If a vegetable prescription—written out on an actual prescription pad with a noticeably plant-y vibe—sounds crazy, think again. Farming for Life is closely modeled on a recent pilot program, the Fresh Food Farmacy, carried out by the Geisinger Health System in Pennsylvania.

Program participants had an average two-point decline in hemoglobin A1c levels, a reliable measure of blood sugar control. Dr. Andrea Feinberg, the program’s medical director, says they’ve seen some significantly higher drops among individual patients—as much as 9.2 points in one case. And the benefits aren’t just health-related. According to Allison Hess, associate vice president of Geisinger Health and Wellness, research suggests that each 1-point drop in hemoglobin A1c levels saves between $8,000 and $12,000. (A recent Gallup report estimates that adult diabetes costs the U.S. economy $245.5 billion in 2015.)

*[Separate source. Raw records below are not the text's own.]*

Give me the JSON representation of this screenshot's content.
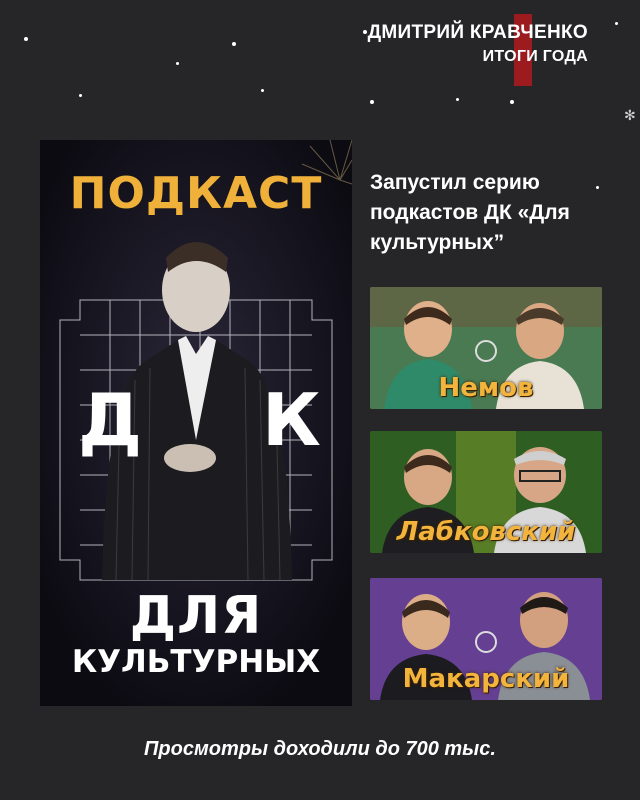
{
  "header": {
    "name": "ДМИТРИЙ КРАВЧЕНКО",
    "subtitle": "ИТОГИ ГОДА",
    "accent_color": "#9c1b1e"
  },
  "poster": {
    "word_top": "ПОДКАСТ",
    "letter_left": "Д",
    "letter_right": "К",
    "word_mid": "ДЛЯ",
    "word_bottom": "КУЛЬТУРНЫХ",
    "title_color": "#f0b13a"
  },
  "description": "Запустил серию подкастов ДК «Для культурных”",
  "episodes": [
    {
      "label": "Немов",
      "background": "#3a6e45"
    },
    {
      "label": "Лабковский",
      "background": "#2d5a24"
    },
    {
      "label": "Макарский",
      "background": "#5b3a86"
    }
  ],
  "footer": "Просмотры доходили до 700 тыс.",
  "decor": {
    "icon": "snowflake-icon"
  }
}
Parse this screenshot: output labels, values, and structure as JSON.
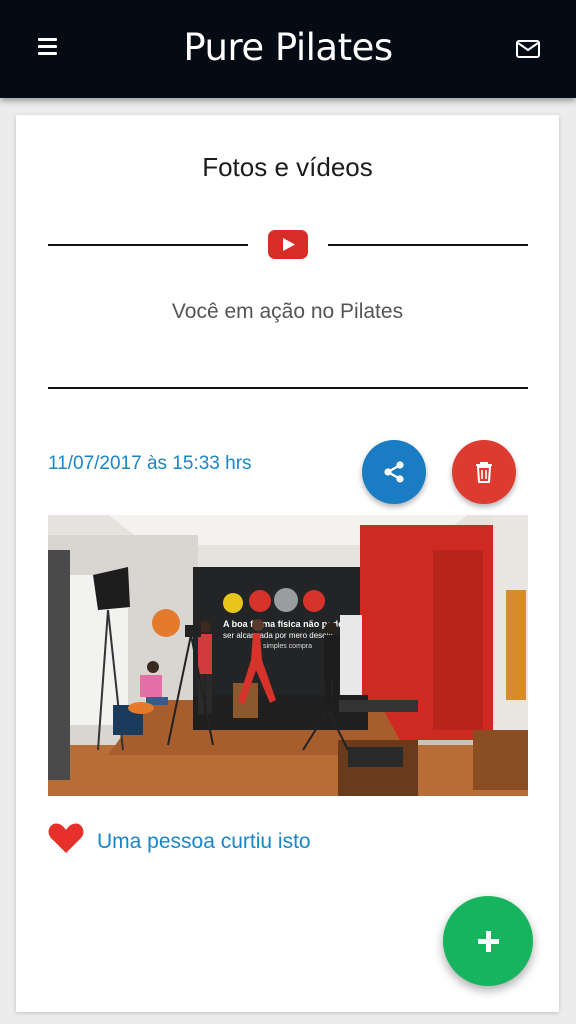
{
  "header": {
    "brand_name": "Pure Pilates",
    "menu_icon": "hamburger-menu-icon",
    "mail_icon": "mail-icon",
    "background_color": "#050b14",
    "brand_accent_color": "#d6262c"
  },
  "page": {
    "title": "Fotos e vídeos",
    "section_icon": "youtube-icon",
    "subtitle": "Você em ação no Pilates"
  },
  "post": {
    "timestamp": "11/07/2017 às 15:33 hrs",
    "share_icon": "share-icon",
    "delete_icon": "trash-icon",
    "photo": {
      "wall_text_line1": "A boa forma física não pode",
      "wall_text_line2": "ser alcançada por mero desejo",
      "wall_text_line3": "simples compra"
    },
    "like_icon": "heart-icon",
    "likes_text": "Uma pessoa curtiu isto"
  },
  "fab": {
    "icon": "plus-icon"
  },
  "colors": {
    "link_blue": "#1a86c7",
    "share_blue": "#1a7cc2",
    "delete_red": "#dd3b30",
    "add_green": "#17b45f",
    "heart_red": "#e8302b"
  }
}
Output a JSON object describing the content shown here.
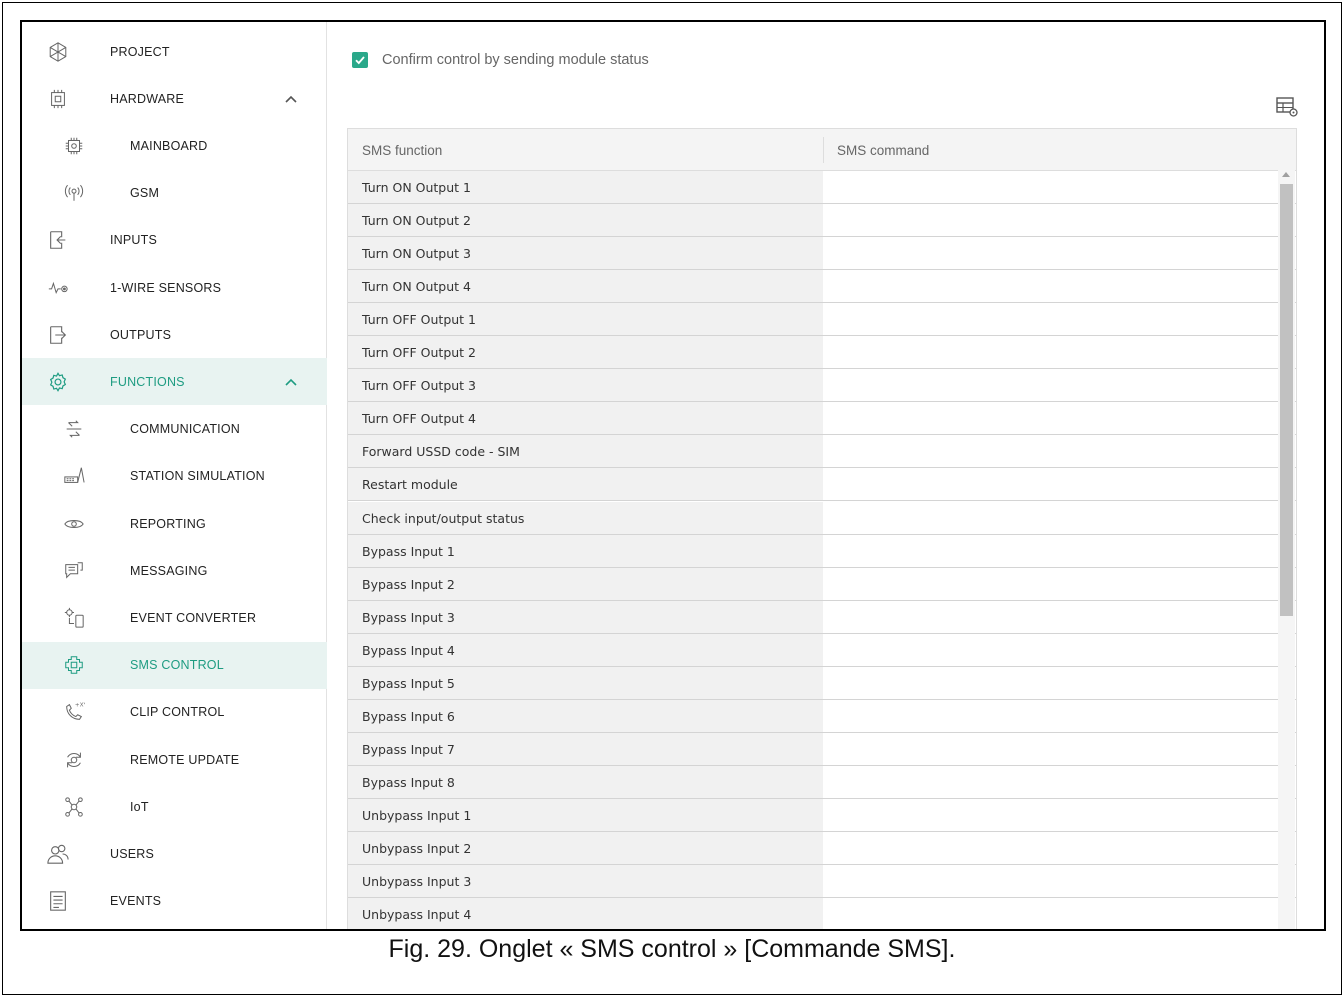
{
  "sidebar": {
    "items": [
      {
        "label": "PROJECT",
        "icon": "project-icon",
        "level": "top"
      },
      {
        "label": "HARDWARE",
        "icon": "hardware-icon",
        "level": "top",
        "expanded": true
      },
      {
        "label": "MAINBOARD",
        "icon": "mainboard-icon",
        "level": "sub"
      },
      {
        "label": "GSM",
        "icon": "gsm-icon",
        "level": "sub"
      },
      {
        "label": "INPUTS",
        "icon": "inputs-icon",
        "level": "top"
      },
      {
        "label": "1-WIRE SENSORS",
        "icon": "sensor-icon",
        "level": "top"
      },
      {
        "label": "OUTPUTS",
        "icon": "outputs-icon",
        "level": "top"
      },
      {
        "label": "FUNCTIONS",
        "icon": "gear-icon",
        "level": "top",
        "expanded": true,
        "active": true
      },
      {
        "label": "COMMUNICATION",
        "icon": "communication-icon",
        "level": "sub"
      },
      {
        "label": "STATION SIMULATION",
        "icon": "station-icon",
        "level": "sub"
      },
      {
        "label": "REPORTING",
        "icon": "eye-icon",
        "level": "sub"
      },
      {
        "label": "MESSAGING",
        "icon": "message-icon",
        "level": "sub"
      },
      {
        "label": "EVENT CONVERTER",
        "icon": "converter-icon",
        "level": "sub"
      },
      {
        "label": "SMS CONTROL",
        "icon": "sms-control-icon",
        "level": "sub",
        "selected": true
      },
      {
        "label": "CLIP CONTROL",
        "icon": "phone-icon",
        "level": "sub"
      },
      {
        "label": "REMOTE UPDATE",
        "icon": "refresh-icon",
        "level": "sub"
      },
      {
        "label": "IoT",
        "icon": "network-icon",
        "level": "sub"
      },
      {
        "label": "USERS",
        "icon": "users-icon",
        "level": "top"
      },
      {
        "label": "EVENTS",
        "icon": "events-icon",
        "level": "top"
      }
    ]
  },
  "content": {
    "confirm_label": "Confirm control by sending module status",
    "confirm_checked": true,
    "table": {
      "headers": [
        "SMS function",
        "SMS command"
      ],
      "rows": [
        {
          "function": "Turn ON Output 1",
          "command": ""
        },
        {
          "function": "Turn ON Output 2",
          "command": ""
        },
        {
          "function": "Turn ON Output 3",
          "command": ""
        },
        {
          "function": "Turn ON Output 4",
          "command": ""
        },
        {
          "function": "Turn OFF Output 1",
          "command": ""
        },
        {
          "function": "Turn OFF Output 2",
          "command": ""
        },
        {
          "function": "Turn OFF Output 3",
          "command": ""
        },
        {
          "function": "Turn OFF Output 4",
          "command": ""
        },
        {
          "function": "Forward USSD code - SIM",
          "command": ""
        },
        {
          "function": "Restart module",
          "command": ""
        },
        {
          "function": "Check input/output status",
          "command": ""
        },
        {
          "function": "Bypass Input 1",
          "command": ""
        },
        {
          "function": "Bypass Input 2",
          "command": ""
        },
        {
          "function": "Bypass Input 3",
          "command": ""
        },
        {
          "function": "Bypass Input 4",
          "command": ""
        },
        {
          "function": "Bypass Input 5",
          "command": ""
        },
        {
          "function": "Bypass Input 6",
          "command": ""
        },
        {
          "function": "Bypass Input 7",
          "command": ""
        },
        {
          "function": "Bypass Input 8",
          "command": ""
        },
        {
          "function": "Unbypass Input 1",
          "command": ""
        },
        {
          "function": "Unbypass Input 2",
          "command": ""
        },
        {
          "function": "Unbypass Input 3",
          "command": ""
        },
        {
          "function": "Unbypass Input 4",
          "command": ""
        }
      ]
    }
  },
  "caption": "Fig. 29. Onglet « SMS control » [Commande SMS].",
  "colors": {
    "accent": "#1e9c82",
    "active_bg": "#e8f3f1",
    "checkbox": "#2aa88a"
  }
}
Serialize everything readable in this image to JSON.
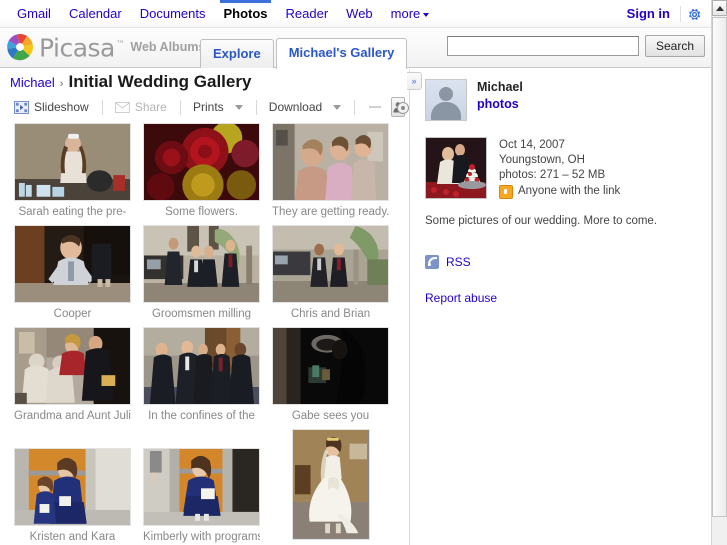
{
  "google_bar": {
    "links": [
      {
        "label": "Gmail",
        "current": false
      },
      {
        "label": "Calendar",
        "current": false
      },
      {
        "label": "Documents",
        "current": false
      },
      {
        "label": "Photos",
        "current": true
      },
      {
        "label": "Reader",
        "current": false
      },
      {
        "label": "Web",
        "current": false
      }
    ],
    "more_label": "more",
    "sign_in_label": "Sign in",
    "settings_icon": "gear-icon"
  },
  "brand": {
    "wordmark": "Picasa",
    "trademark": "™",
    "subtitle": "Web Albums",
    "logo_icon": "picasa-pinwheel-icon"
  },
  "tabs": [
    {
      "label": "Explore",
      "active": false
    },
    {
      "label": "Michael's Gallery",
      "active": true
    }
  ],
  "search": {
    "value": "",
    "placeholder": "",
    "button_label": "Search"
  },
  "breadcrumb": {
    "owner": "Michael",
    "separator": "›",
    "album_title": "Initial Wedding Gallery"
  },
  "toolbar": {
    "slideshow_label": "Slideshow",
    "share_label": "Share",
    "prints_label": "Prints",
    "download_label": "Download",
    "slideshow_icon": "slideshow-icon",
    "share_icon": "envelope-icon",
    "people_icon": "person-icon",
    "zoom_slider_value": "32"
  },
  "photos": [
    {
      "caption": "Sarah eating the pre-",
      "orientation": "landscape",
      "art": "sarah"
    },
    {
      "caption": "Some flowers.",
      "orientation": "landscape",
      "art": "flowers"
    },
    {
      "caption": "They are getting ready.",
      "orientation": "landscape",
      "art": "gettingready"
    },
    {
      "caption": "Cooper",
      "orientation": "landscape",
      "art": "cooper"
    },
    {
      "caption": "Groomsmen milling",
      "orientation": "landscape",
      "art": "groomsmen"
    },
    {
      "caption": "Chris and Brian",
      "orientation": "landscape",
      "art": "chrisbrian"
    },
    {
      "caption": "Grandma and Aunt Julie",
      "orientation": "landscape",
      "art": "grandma"
    },
    {
      "caption": "In the confines of the",
      "orientation": "landscape",
      "art": "confines"
    },
    {
      "caption": "Gabe sees you",
      "orientation": "landscape",
      "art": "gabe"
    },
    {
      "caption": "Kristen and Kara",
      "orientation": "landscape",
      "art": "kristen"
    },
    {
      "caption": "Kimberly with programs",
      "orientation": "landscape",
      "art": "kimberly"
    },
    {
      "caption": "",
      "orientation": "portrait",
      "art": "bride"
    }
  ],
  "sidebar": {
    "owner_name": "Michael",
    "owner_link": "photos",
    "avatar_icon": "user-avatar-icon",
    "album_date": "Oct 14, 2007",
    "album_location": "Youngstown, OH",
    "album_stats": "photos: 271 – 52 MB",
    "visibility": "Anyone with the link",
    "visibility_icon": "lock-icon",
    "description": "Some pictures of our wedding. More to come.",
    "rss_label": "RSS",
    "rss_icon": "rss-icon",
    "report_abuse_label": "Report abuse",
    "collapse_label": "»"
  },
  "colors": {
    "link_blue": "#2200cc",
    "tab_blue": "#2b57c6",
    "nav_accent": "#3b6fdc",
    "caption_gray": "#888888",
    "lock_orange": "#f7a722"
  }
}
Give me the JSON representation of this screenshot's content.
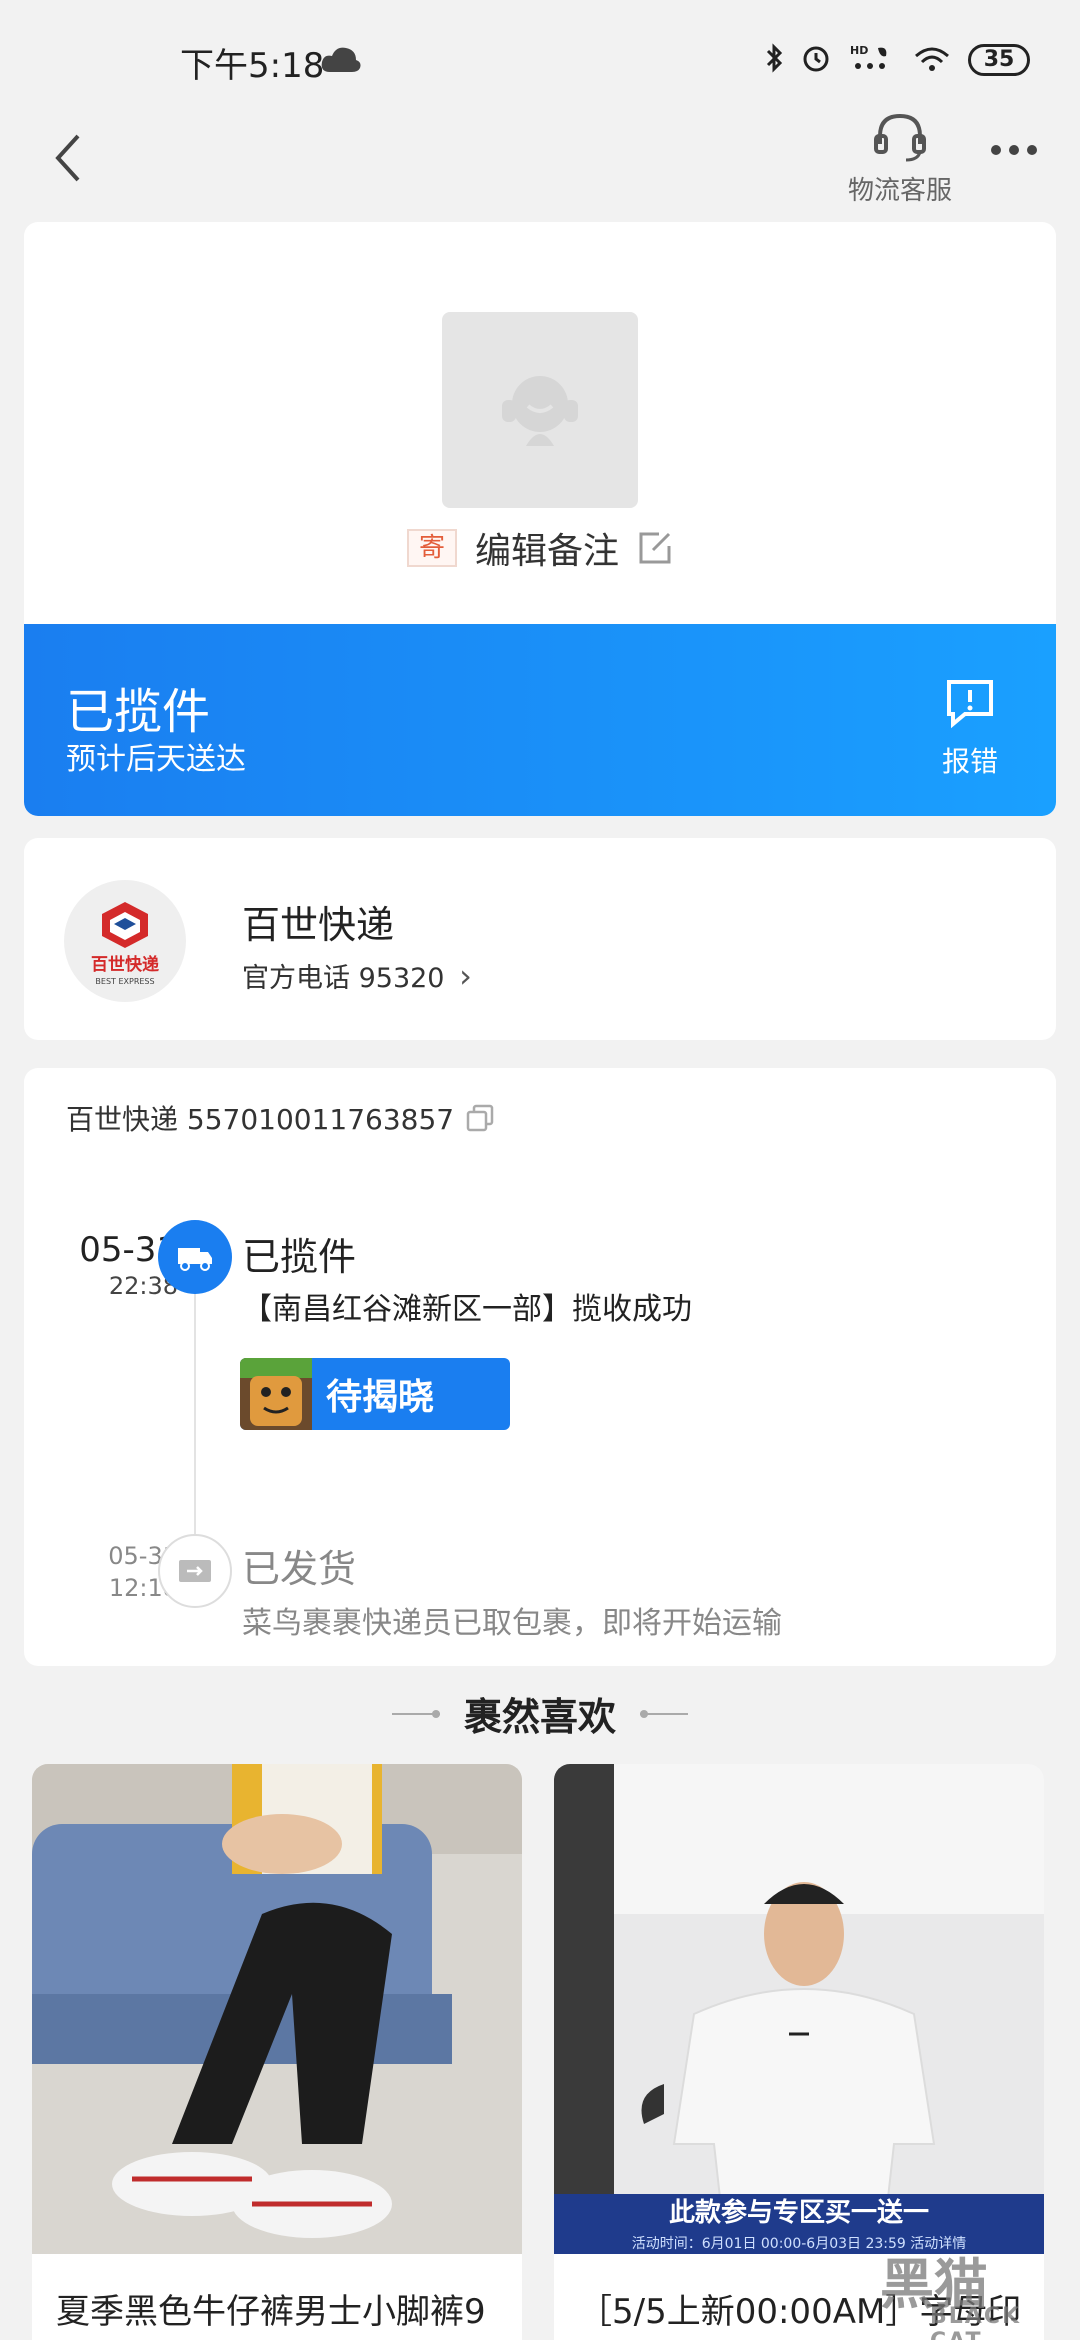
{
  "status_bar": {
    "time": "下午5:18",
    "battery": "35"
  },
  "nav": {
    "support_label": "物流客服"
  },
  "package": {
    "send_tag": "寄",
    "note": "编辑备注",
    "status": "已揽件",
    "eta": "预计后天送达",
    "report_label": "报错"
  },
  "courier": {
    "logo_cn": "百世快递",
    "logo_en": "BEST EXPRESS",
    "name": "百世快递",
    "phone": "官方电话 95320",
    "phone_chevron": "›"
  },
  "tracking": {
    "header": "百世快递 557010011763857",
    "events": [
      {
        "date": "05-31",
        "time": "22:38",
        "title": "已揽件",
        "desc": "【南昌红谷滩新区一部】揽收成功"
      },
      {
        "date": "05-31",
        "time": "12:18",
        "title": "已发货",
        "desc": "菜鸟裹裹快递员已取包裹，即将开始运输"
      }
    ],
    "reveal_label": "待揭晓"
  },
  "recommend": {
    "title": "裹然喜欢",
    "products": [
      {
        "name": "夏季黑色牛仔裤男士小脚裤9"
      },
      {
        "name": "［5/5上新00:00AM］字母印",
        "promo": "此款参与专区买一送一",
        "promo_sub": "活动时间：6月01日 00:00-6月03日 23:59 活动详情"
      }
    ]
  },
  "watermark": {
    "cn": "黑猫",
    "en": "BLACK CAT"
  },
  "colors": {
    "accent": "#1a7ef0",
    "tag_red": "#e35d3a"
  }
}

Participants who are given prescriptions for vegetables will pick them up at the Unity Shoppe downtown, “almost like they’re going to an actual pharmacy and fulfilling a prescription,” York said. “The food itself being the medicine is one of the aspects we’re trying to create and promote.”

Fairview’s new apprentices will focus on growing the vegetables that program participants want to eat: broccoli, lettuce, onions, tomatoes, and nopales (cactus pads) were all popular requests.

And both directors have hopes that they’ll be able to expand their programs over time. Baldiviez wants to take on more apprentices, and York has grand plans: Ideally, “we’d like all the healthcare organizations in this town to write food care prescriptions for people who would benefit from them,” he said.